Not at first obviously. Businesses can’t be like men and just start kicking ass right out of the gate like champion thoroughbred horses. Businesses are more like women — that’s why men and business go together so perfectly and why a woman can’t ever properly satisfy a business in bed. They just don’t have the right equipment: brains.
Businesses are like women because they have to be pushed, prodded, and/or purchased into doing anything and everything. Since businesses are so much like women, it seems obvious that, like women, if they don’t start performing in timely accord, they get their fat asses ka-chucked to the dumpster. Not so.
If you just wiped your ass with two million dollars of dot com stock that hasn’t sent you an investors’ update in two years, don’t do anything drastic. I’m only talking about the WNBA.
In America, basketball is as big a deal as rugby and designing fuel efficient cars is for the rest of the world. Unfortunately, like most American past times — like democracy, American basketball has been befouled by women.
I was in Los Angeles recently and was caught up in an Earthquake of bullshit! The big news? A hideous woman “slam dunked” a basketball! That means she jumped up into the air and pushed a basketball downward through a hoop. Armed with the prejudice of women being completely full of shit at all times, I investigated this “miracle” as though sent by some kind of Man-Vatican — a Manatican. What I found would surprise no man. A woman did not dunk any fucking basketball. What actually happened was a woman dunked a miniaturized version of an American basketball.
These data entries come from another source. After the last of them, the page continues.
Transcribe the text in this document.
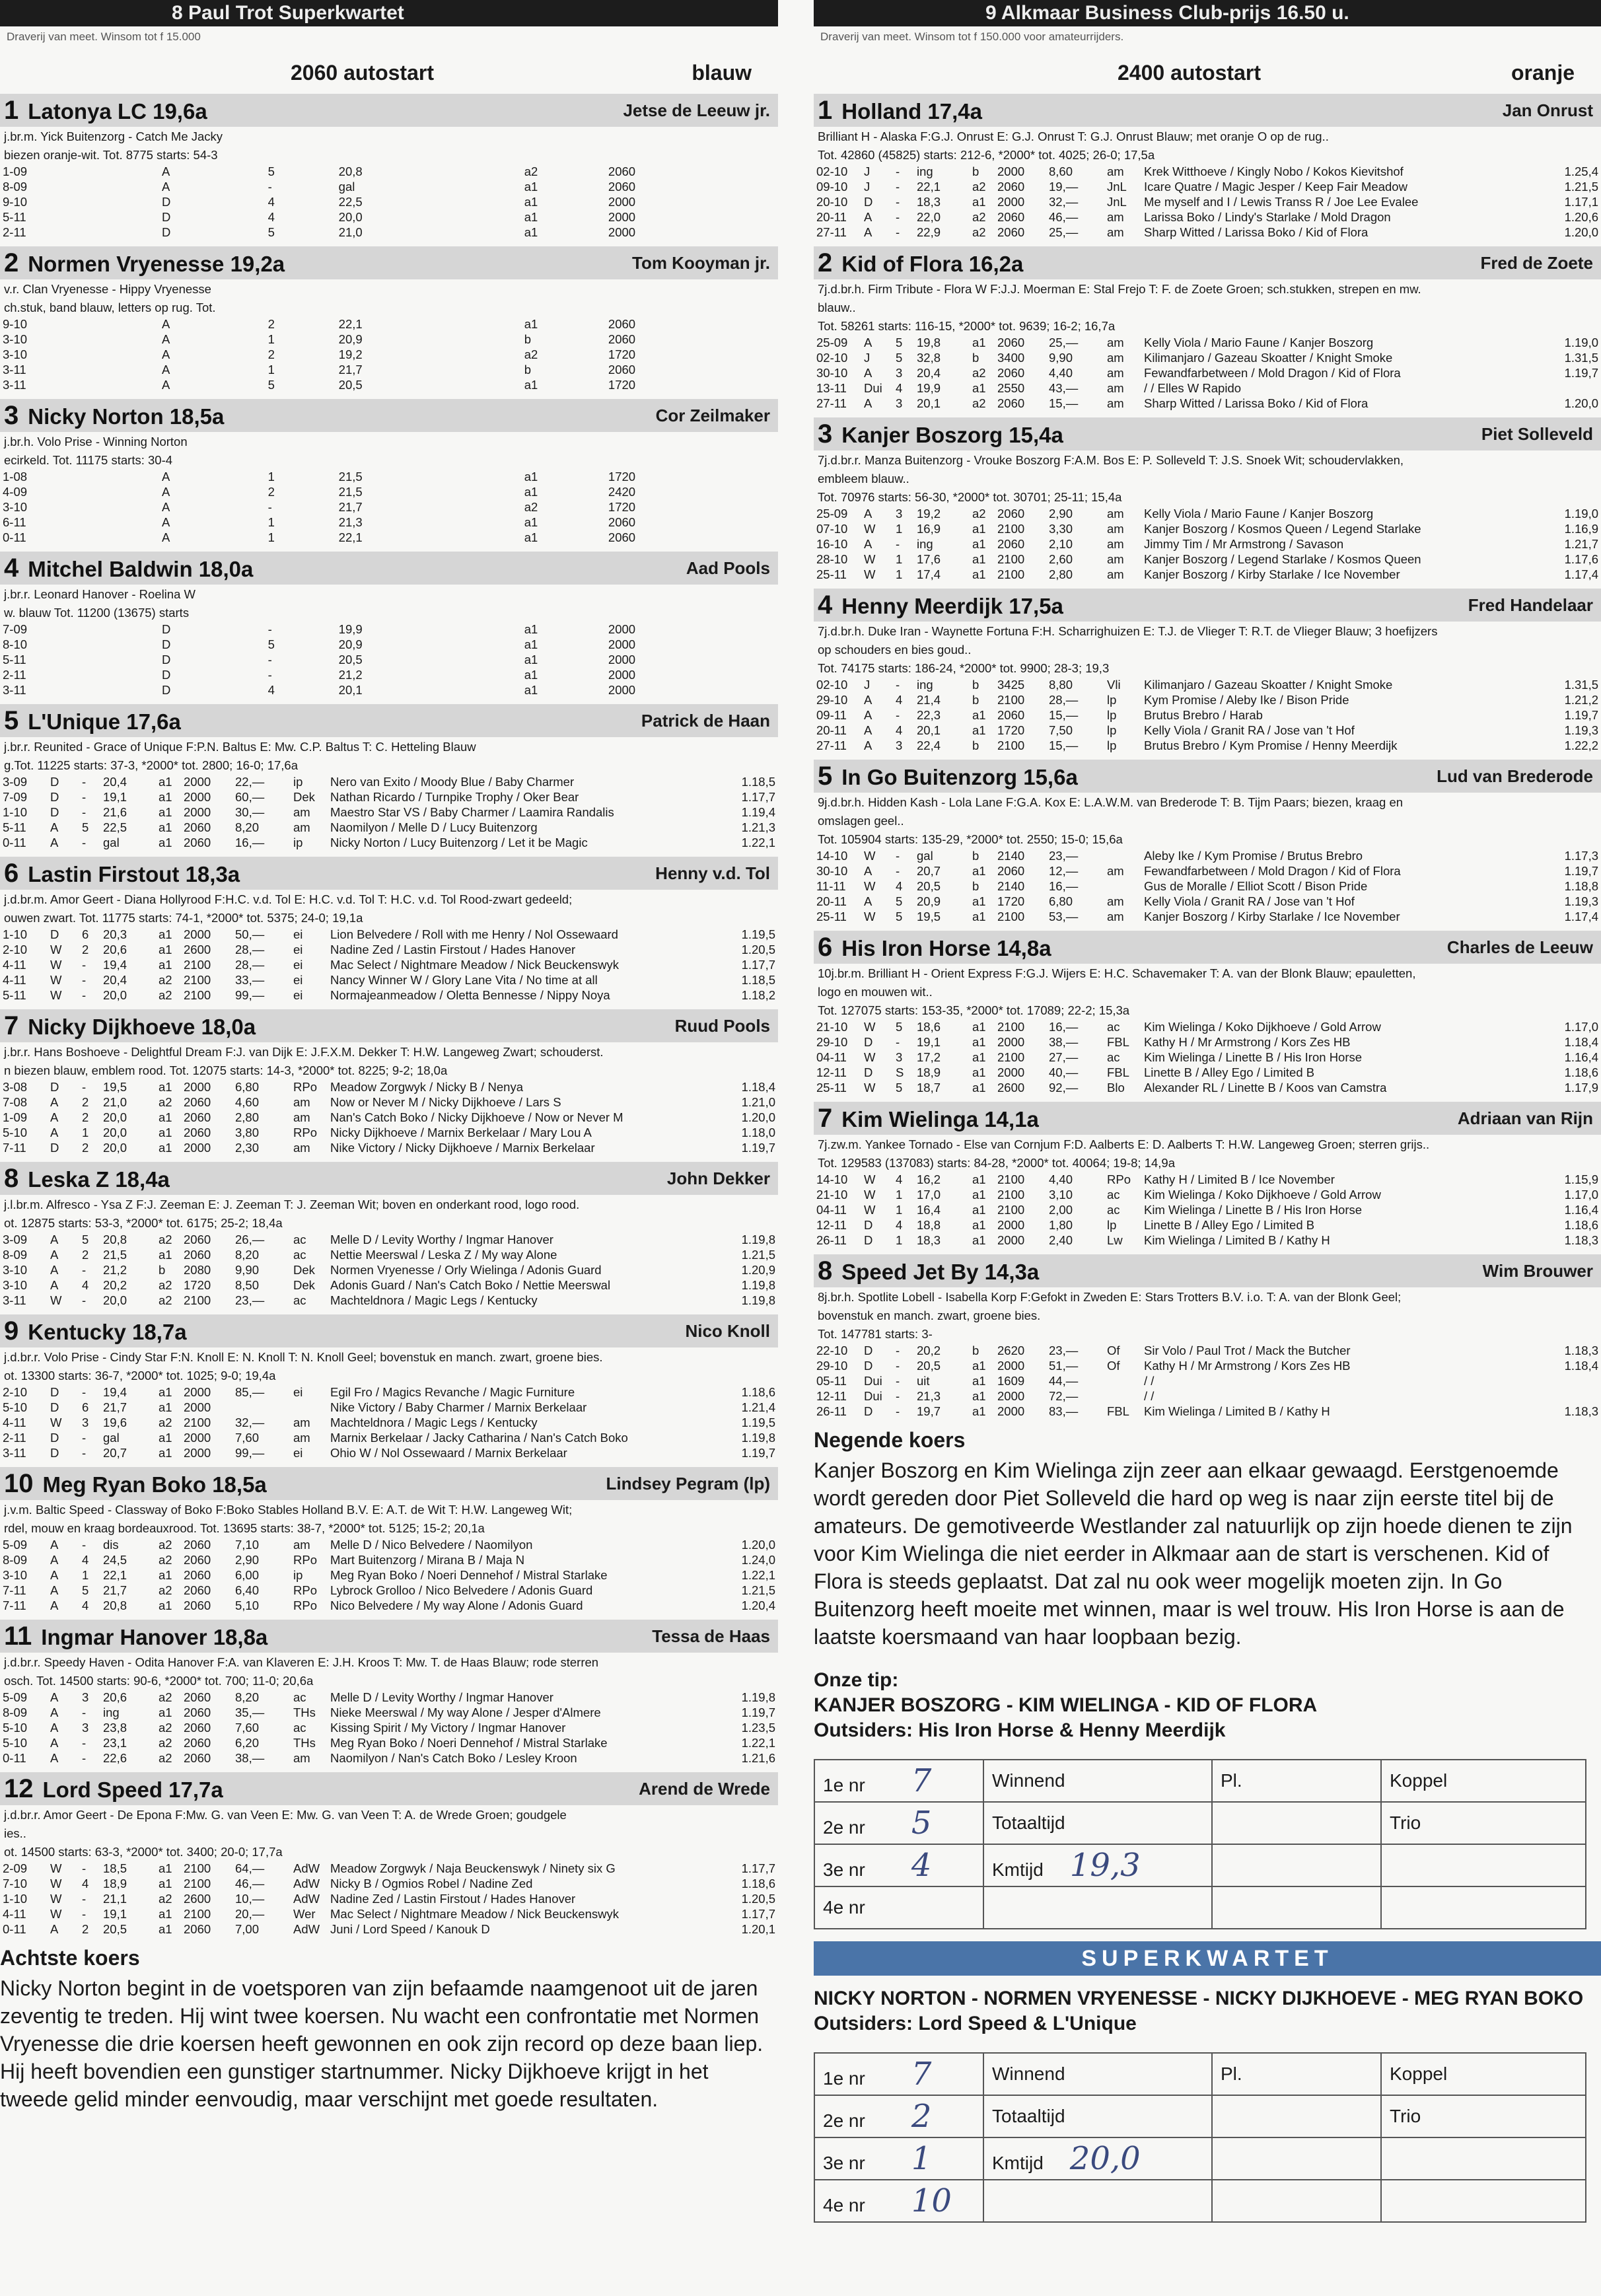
8 Paul Trot Superkwartet
Draverij van meet. Winsom tot f 15.000
2060 autostart	blauw
1 Latonya LC 19,6a	Jetse de Leeuw jr.
j.br.m. Yick Buitenzorg - Catch Me Jacky
biezen oranje-wit. Tot. 8775 starts: 54-3
1-09	A	5	20,8	a2	2060
8-09	A	-	gal	a1	2060
9-10	D	4	22,5	a1	2000
5-11	D	4	20,0	a1	2000
2-11	D	5	21,0	a1	2000
2 Normen Vryenesse 19,2a	Tom Kooyman jr.
v.r. Clan Vryenesse - Hippy Vryenesse
ch.stuk, band blauw, letters op rug. Tot.
9-10	A	2	22,1	a1	2060
3-10	A	1	20,9	b	2060
3-10	A	2	19,2	a2	1720
3-11	A	1	21,7	b	2060
3-11	A	5	20,5	a1	1720
3 Nicky Norton 18,5a	Cor Zeilmaker
j.br.h. Volo Prise - Winning Norton
ecirkeld. Tot. 11175 starts: 30-4
1-08	A	1	21,5	a1	1720
4-09	A	2	21,5	a1	2420
3-10	A	-	21,7	a2	1720
6-11	A	1	21,3	a1	2060
0-11	A	1	22,1	a1	2060
4 Mitchel Baldwin 18,0a	Aad Pools
j.br.r. Leonard Hanover - Roelina W
w. blauw Tot. 11200 (13675) starts
7-09	D	-	19,9	a1	2000
8-10	D	5	20,9	a1	2000
5-11	D	-	20,5	a1	2000
2-11	D	-	21,2	a1	2000
3-11	D	4	20,1	a1	2000
5 L'Unique 17,6a	Patrick de Haan
j.br.r. Reunited - Grace of Unique F:P.N. Baltus E: Mw. C.P. Baltus T: C. Hetteling Blauw
g.Tot. 11225 starts: 37-3, *2000* tot. 2800; 16-0; 17,6a
3-09	D	-	20,4	a1	2000	22,—	ip	Nero van Exito / Moody Blue / Baby Charmer	1.18,5
7-09	D	-	19,1	a1	2000	60,—	Dek	Nathan Ricardo / Turnpike Trophy / Oker Bear	1.17,7
1-10	D	-	21,6	a1	2000	30,—	am	Maestro Star VS / Baby Charmer / Laamira Randalis	1.19,4
5-11	A	5	22,5	a1	2060	8,20	am	Naomilyon / Melle D / Lucy Buitenzorg	1.21,3
0-11	A	-	gal	a1	2060	16,—	ip	Nicky Norton / Lucy Buitenzorg / Let it be Magic	1.22,1
6 Lastin Firstout 18,3a	Henny v.d. Tol
j.d.br.m. Amor Geert - Diana Hollyrood F:H.C. v.d. Tol E: H.C. v.d. Tol T: H.C. v.d. Tol Rood-zwart gedeeld;
ouwen zwart. Tot. 11775 starts: 74-1, *2000* tot. 5375; 24-0; 19,1a
1-10	D	6	20,3	a1	2000	50,—	ei	Lion Belvedere / Roll with me Henry / Nol Ossewaard	1.19,5
2-10	W	2	20,6	a1	2600	28,—	ei	Nadine Zed / Lastin Firstout / Hades Hanover	1.20,5
4-11	W	-	19,4	a1	2100	28,—	ei	Mac Select / Nightmare Meadow / Nick Beuckenswyk	1.17,7
4-11	W	-	20,4	a2	2100	33,—	ei	Nancy Winner W / Glory Lane Vita / No time at all	1.18,5
5-11	W	-	20,0	a2	2100	99,—	ei	Normajeanmeadow / Oletta Bennesse / Nippy Noya	1.18,2
7 Nicky Dijkhoeve 18,0a	Ruud Pools
j.br.r. Hans Boshoeve - Delightful Dream F:J. van Dijk E: J.F.X.M. Dekker T: H.W. Langeweg Zwart; schouderst.
n biezen blauw, emblem rood. Tot. 12075 starts: 14-3, *2000* tot. 8225; 9-2; 18,0a
3-08	D	-	19,5	a1	2000	6,80	RPo	Meadow Zorgwyk / Nicky B / Nenya	1.18,4
7-08	A	2	21,0	a2	2060	4,60	am	Now or Never M / Nicky Dijkhoeve / Lars S	1.21,0
1-09	A	2	20,0	a1	2060	2,80	am	Nan's Catch Boko / Nicky Dijkhoeve / Now or Never M	1.20,0
5-10	A	1	20,0	a1	2060	3,80	RPo	Nicky Dijkhoeve / Marnix Berkelaar / Mary Lou A	1.18,0
7-11	D	2	20,0	a1	2000	2,30	am	Nike Victory / Nicky Dijkhoeve / Marnix Berkelaar	1.19,7
8 Leska Z 18,4a	John Dekker
j.l.br.m. Alfresco - Ysa Z F:J. Zeeman E: J. Zeeman T: J. Zeeman Wit; boven en onderkant rood, logo rood.
ot. 12875 starts: 53-3, *2000* tot. 6175; 25-2; 18,4a
3-09	A	5	20,8	a2	2060	26,—	ac	Melle D / Levity Worthy / Ingmar Hanover	1.19,8
8-09	A	2	21,5	a1	2060	8,20	ac	Nettie Meerswal / Leska Z / My way Alone	1.21,5
3-10	A	-	21,2	b	2080	9,90	Dek	Normen Vryenesse / Orly Wielinga / Adonis Guard	1.20,9
3-10	A	4	20,2	a2	1720	8,50	Dek	Adonis Guard / Nan's Catch Boko / Nettie Meerswal	1.19,8
3-11	W	-	20,0	a2	2100	23,—	ac	Machteldnora / Magic Legs / Kentucky	1.19,8
9 Kentucky 18,7a	Nico Knoll
j.d.br.r. Volo Prise - Cindy Star F:N. Knoll E: N. Knoll T: N. Knoll Geel; bovenstuk en manch. zwart, groene bies.
ot. 13300 starts: 36-7, *2000* tot. 1025; 9-0; 19,4a
2-10	D	-	19,4	a1	2000	85,—	ei	Egil Fro / Magics Revanche / Magic Furniture	1.18,6
5-10	D	6	21,7	a1	2000			Nike Victory / Baby Charmer / Marnix Berkelaar	1.21,4
4-11	W	3	19,6	a2	2100	32,—	am	Machteldnora / Magic Legs / Kentucky	1.19,5
2-11	D	-	gal	a1	2000	7,60	am	Marnix Berkelaar / Jacky Catharina / Nan's Catch Boko	1.19,8
3-11	D	-	20,7	a1	2000	99,—	ei	Ohio W / Nol Ossewaard / Marnix Berkelaar	1.19,7
10 Meg Ryan Boko 18,5a	Lindsey Pegram (lp)
j.v.m. Baltic Speed - Classway of Boko F:Boko Stables Holland B.V. E: A.T. de Wit T: H.W. Langeweg Wit;
rdel, mouw en kraag bordeauxrood. Tot. 13695 starts: 38-7, *2000* tot. 5125; 15-2; 20,1a
5-09	A	-	dis	a2	2060	7,10	am	Melle D / Nico Belvedere / Naomilyon	1.20,0
8-09	A	4	24,5	a2	2060	2,90	RPo	Mart Buitenzorg / Mirana B / Maja N	1.24,0
3-10	A	1	22,1	a1	2060	6,00	ip	Meg Ryan Boko / Noeri Dennehof / Mistral Starlake	1.22,1
7-11	A	5	21,7	a2	2060	6,40	RPo	Lybrock Grolloo / Nico Belvedere / Adonis Guard	1.21,5
7-11	A	4	20,8	a1	2060	5,10	RPo	Nico Belvedere / My way Alone / Adonis Guard	1.20,4
11 Ingmar Hanover 18,8a	Tessa de Haas
j.d.br.r. Speedy Haven - Odita Hanover F:A. van Klaveren E: J.H. Kroos T: Mw. T. de Haas Blauw; rode sterren
osch. Tot. 14500 starts: 90-6, *2000* tot. 700; 11-0; 20,6a
5-09	A	3	20,6	a2	2060	8,20	ac	Melle D / Levity Worthy / Ingmar Hanover	1.19,8
8-09	A	-	ing	a1	2060	35,—	THs	Nieke Meerswal / My way Alone / Jesper d'Almere	1.19,7
5-10	A	3	23,8	a2	2060	7,60	ac	Kissing Spirit / My Victory / Ingmar Hanover	1.23,5
5-10	A	-	23,1	a2	2060	6,20	THs	Meg Ryan Boko / Noeri Dennehof / Mistral Starlake	1.22,1
0-11	A	-	22,6	a2	2060	38,—	am	Naomilyon / Nan's Catch Boko / Lesley Kroon	1.21,6
12 Lord Speed 17,7a	Arend de Wrede
j.d.br.r. Amor Geert - De Epona F:Mw. G. van Veen E: Mw. G. van Veen T: A. de Wrede Groen; goudgele
ies..
ot. 14500 starts: 63-3, *2000* tot. 3400; 20-0; 17,7a
2-09	W	-	18,5	a1	2100	64,—	AdW	Meadow Zorgwyk / Naja Beuckenswyk / Ninety six G	1.17,7
7-10	W	4	18,9	a1	2100	46,—	AdW	Nicky B / Ogmios Robel / Nadine Zed	1.18,6
1-10	W	-	21,1	a2	2600	10,—	AdW	Nadine Zed / Lastin Firstout / Hades Hanover	1.20,5
4-11	W	-	19,1	a1	2100	20,—	Wer	Mac Select / Nightmare Meadow / Nick Beuckenswyk	1.17,7
0-11	A	2	20,5	a1	2060	7,00	AdW	Juni / Lord Speed / Kanouk D	1.20,1
Achtste koers

Nicky Norton begint in de voetsporen van zijn befaamde naamgenoot uit de jaren zeventig te treden. Hij wint twee koersen. Nu wacht een confrontatie met Normen Vryenesse die drie koersen heeft gewonnen en ook zijn record op deze baan liep. Hij heeft bovendien een gunstiger startnummer. Nicky Dijkhoeve krijgt in het tweede gelid minder eenvoudig, maar verschijnt met goede resultaten.

9 Alkmaar Business Club-prijs 16.50 u.
Draverij van meet. Winsom tot f 150.000 voor amateurrijders.
2400 autostart	oranje
1 Holland 17,4a	Jan Onrust
Brilliant H - Alaska F:G.J. Onrust E: G.J. Onrust T: G.J. Onrust Blauw; met oranje O op de rug..
Tot. 42860 (45825) starts: 212-6, *2000* tot. 4025; 26-0; 17,5a
02-10	J	-	ing	b	2000	8,60	am	Krek Witthoeve / Kingly Nobo / Kokos Kievitshof	1.25,4
09-10	J	-	22,1	a2	2060	19,—	JnL	Icare Quatre / Magic Jesper / Keep Fair Meadow	1.21,5
20-10	D	-	18,3	a1	2000	32,—	JnL	Me myself and I / Lewis Transs R / Joe Lee Evalee	1.17,1
20-11	A	-	22,0	a2	2060	46,—	am	Larissa Boko / Lindy's Starlake / Mold Dragon	1.20,6
27-11	A	-	22,9	a2	2060	25,—	am	Sharp Witted / Larissa Boko / Kid of Flora	1.20,0
2 Kid of Flora 16,2a	Fred de Zoete
7j.d.br.h. Firm Tribute - Flora W F:J.J. Moerman E: Stal Frejo T: F. de Zoete Groen; sch.stukken, strepen en mw.
blauw..
Tot. 58261 starts: 116-15, *2000* tot. 9639; 16-2; 16,7a
25-09	A	5	19,8	a1	2060	25,—	am	Kelly Viola / Mario Faune / Kanjer Boszorg	1.19,0
02-10	J	5	32,8	b	3400	9,90	am	Kilimanjaro / Gazeau Skoatter / Knight Smoke	1.31,5
30-10	A	3	20,4	a2	2060	4,40	am	Fewandfarbetween / Mold Dragon / Kid of Flora	1.19,7
13-11	Dui	4	19,9	a1	2550	43,—	am	/ / Elles W Rapido	
27-11	A	3	20,1	a2	2060	15,—	am	Sharp Witted / Larissa Boko / Kid of Flora	1.20,0
3 Kanjer Boszorg 15,4a	Piet Solleveld
7j.d.br.r. Manza Buitenzorg - Vrouke Boszorg F:A.M. Bos E: P. Solleveld T: J.S. Snoek Wit; schoudervlakken,
embleem blauw..
Tot. 70976 starts: 56-30, *2000* tot. 30701; 25-11; 15,4a
25-09	A	3	19,2	a2	2060	2,90	am	Kelly Viola / Mario Faune / Kanjer Boszorg	1.19,0
07-10	W	1	16,9	a1	2100	3,30	am	Kanjer Boszorg / Kosmos Queen / Legend Starlake	1.16,9
16-10	A	-	ing	a1	2060	2,10	am	Jimmy Tim / Mr Armstrong / Savason	1.21,7
28-10	W	1	17,6	a1	2100	2,60	am	Kanjer Boszorg / Legend Starlake / Kosmos Queen	1.17,6
25-11	W	1	17,4	a1	2100	2,80	am	Kanjer Boszorg / Kirby Starlake / Ice November	1.17,4
4 Henny Meerdijk 17,5a	Fred Handelaar
7j.d.br.h. Duke Iran - Waynette Fortuna F:H. Scharrighuizen E: T.J. de Vlieger T: R.T. de Vlieger Blauw; 3 hoefijzers
op schouders en bies goud..
Tot. 74175 starts: 186-24, *2000* tot. 9900; 28-3; 19,3
02-10	J	-	ing	b	3425	8,80	Vli	Kilimanjaro / Gazeau Skoatter / Knight Smoke	1.31,5
29-10	A	4	21,4	b	2100	28,—	lp	Kym Promise / Aleby Ike / Bison Pride	1.21,2
09-11	A	-	22,3	a1	2060	15,—	lp	Brutus Brebro / Harab	1.19,7
20-11	A	4	20,1	a1	1720	7,50	lp	Kelly Viola / Granit RA / Jose van 't Hof	1.19,3
27-11	A	3	22,4	b	2100	15,—	lp	Brutus Brebro / Kym Promise / Henny Meerdijk	1.22,2
5 In Go Buitenzorg 15,6a	Lud van Brederode
9j.d.br.h. Hidden Kash - Lola Lane F:G.A. Kox E: L.A.W.M. van Brederode T: B. Tijm Paars; biezen, kraag en
omslagen geel..
Tot. 105904 starts: 135-29, *2000* tot. 2550; 15-0; 15,6a
14-10	W	-	gal	b	2140	23,—		Aleby Ike / Kym Promise / Brutus Brebro	1.17,3
30-10	A	-	20,7	a1	2060	12,—	am	Fewandfarbetween / Mold Dragon / Kid of Flora	1.19,7
11-11	W	4	20,5	b	2140	16,—		Gus de Moralle / Elliot Scott / Bison Pride	1.18,8
20-11	A	5	20,9	a1	1720	6,80	am	Kelly Viola / Granit RA / Jose van 't Hof	1.19,3
25-11	W	5	19,5	a1	2100	53,—	am	Kanjer Boszorg / Kirby Starlake / Ice November	1.17,4
6 His Iron Horse 14,8a	Charles de Leeuw
10j.br.m. Brilliant H - Orient Express F:G.J. Wijers E: H.C. Schavemaker T: A. van der Blonk Blauw; epauletten,
logo en mouwen wit..
Tot. 127075 starts: 153-35, *2000* tot. 17089; 22-2; 15,3a
21-10	W	5	18,6	a1	2100	16,—	ac	Kim Wielinga / Koko Dijkhoeve / Gold Arrow	1.17,0
29-10	D	-	19,1	a1	2000	38,—	FBL	Kathy H / Mr Armstrong / Kors Zes HB	1.18,4
04-11	W	3	17,2	a1	2100	27,—	ac	Kim Wielinga / Linette B / His Iron Horse	1.16,4
12-11	D	S	18,9	a1	2000	40,—	FBL	Linette B / Alley Ego / Limited B	1.18,6
25-11	W	5	18,7	a1	2600	92,—	Blo	Alexander RL / Linette B / Koos van Camstra	1.17,9
7 Kim Wielinga 14,1a	Adriaan van Rijn
7j.zw.m. Yankee Tornado - Else van Cornjum F:D. Aalberts E: D. Aalberts T: H.W. Langeweg Groen; sterren grijs..
Tot. 129583 (137083) starts: 84-28, *2000* tot. 40064; 19-8; 14,9a
14-10	W	4	16,2	a1	2100	4,40	RPo	Kathy H / Limited B / Ice November	1.15,9
21-10	W	1	17,0	a1	2100	3,10	ac	Kim Wielinga / Koko Dijkhoeve / Gold Arrow	1.17,0
04-11	W	1	16,4	a1	2100	2,00	ac	Kim Wielinga / Linette B / His Iron Horse	1.16,4
12-11	D	4	18,8	a1	2000	1,80	lp	Linette B / Alley Ego / Limited B	1.18,6
26-11	D	1	18,3	a1	2000	2,40	Lw	Kim Wielinga / Limited B / Kathy H	1.18,3
8 Speed Jet By 14,3a	Wim Brouwer
8j.br.h. Spotlite Lobell - Isabella Korp F:Gefokt in Zweden E: Stars Trotters B.V. i.o. T: A. van der Blonk Geel;
bovenstuk en manch. zwart, groene bies.
Tot. 147781 starts: 3-
22-10	D	-	20,2	b	2620	23,—	Of	Sir Volo / Paul Trot / Mack the Butcher	1.18,3
29-10	D	-	20,5	a1	2000	51,—	Of	Kathy H / Mr Armstrong / Kors Zes HB	1.18,4
05-11	Dui	-	uit	a1	1609	44,—		/ /	
12-11	Dui	-	21,3	a1	2000	72,—		/ /	
26-11	D	-	19,7	a1	2000	83,—	FBL	Kim Wielinga / Limited B / Kathy H	1.18,3
Negende koers

Kanjer Boszorg en Kim Wielinga zijn zeer aan elkaar gewaagd. Eerstgenoemde wordt gereden door Piet Solleveld die hard op weg is naar zijn eerste titel bij de amateurs. De gemotiveerde Westlander zal natuurlijk op zijn hoede dienen te zijn voor Kim Wielinga die niet eerder in Alkmaar aan de start is verschenen. Kid of Flora is steeds geplaatst. Dat zal nu ook weer mogelijk moeten zijn. In Go Buitenzorg heeft moeite met winnen, maar is wel trouw. His Iron Horse is aan de laatste koersmaand van haar loopbaan bezig.

Onze tip:
KANJER BOSZORG - KIM WIELINGA - KID OF FLORA
Outsiders: His Iron Horse & Henny Meerdijk
1e nr 7	Winnend	Pl.	Koppel
2e nr 5	Totaaltijd		Trio
3e nr 4	Kmtijd 19,3		
4e nr			
SUPERKWARTET
NICKY NORTON - NORMEN VRYENESSE - NICKY DIJKHOEVE - MEG RYAN BOKO
Outsiders: Lord Speed & L'Unique
1e nr 7	Winnend	Pl.	Koppel
2e nr 2	Totaaltijd		Trio
3e nr 1	Kmtijd 20,0		
4e nr 10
Go look it up. The WNBA uses a smaller fucking ball without a giant fucking disclaimer. And that’s because women have no integrity. They’re like magicians who don’t want to even admit anything was a trick and want double the pay for doing so. Fuck you.
How about a five-year-old lobbing a football through a three foot hoop at fifty paces with his eyes closed. Is that a “slam dunk” too? Is that what America is up to these days? Is it called a “slam dunk” if you make it through the end of a yellow light before it turns red? Do women get on the news for that too? Where do we draw the line if blue piggy ribbons are awarded to any woman who can drop an orange through a net?
The answer is, “who fucking cares because the WNBA hasn’t made a dime and never will.”
The WNBA is like sugar and low income housing. Everyone hates it and it would disappear like nothing if the fuck wasn’t subsidized out of it.
Men’s basketball has dumped 12 million dollars into the female mockery of itself this year alone.
What’s the answer to the myth then? Business don’t need to make money to stick around, they can also just shut women the fuck up — but then that’s worth more than gold.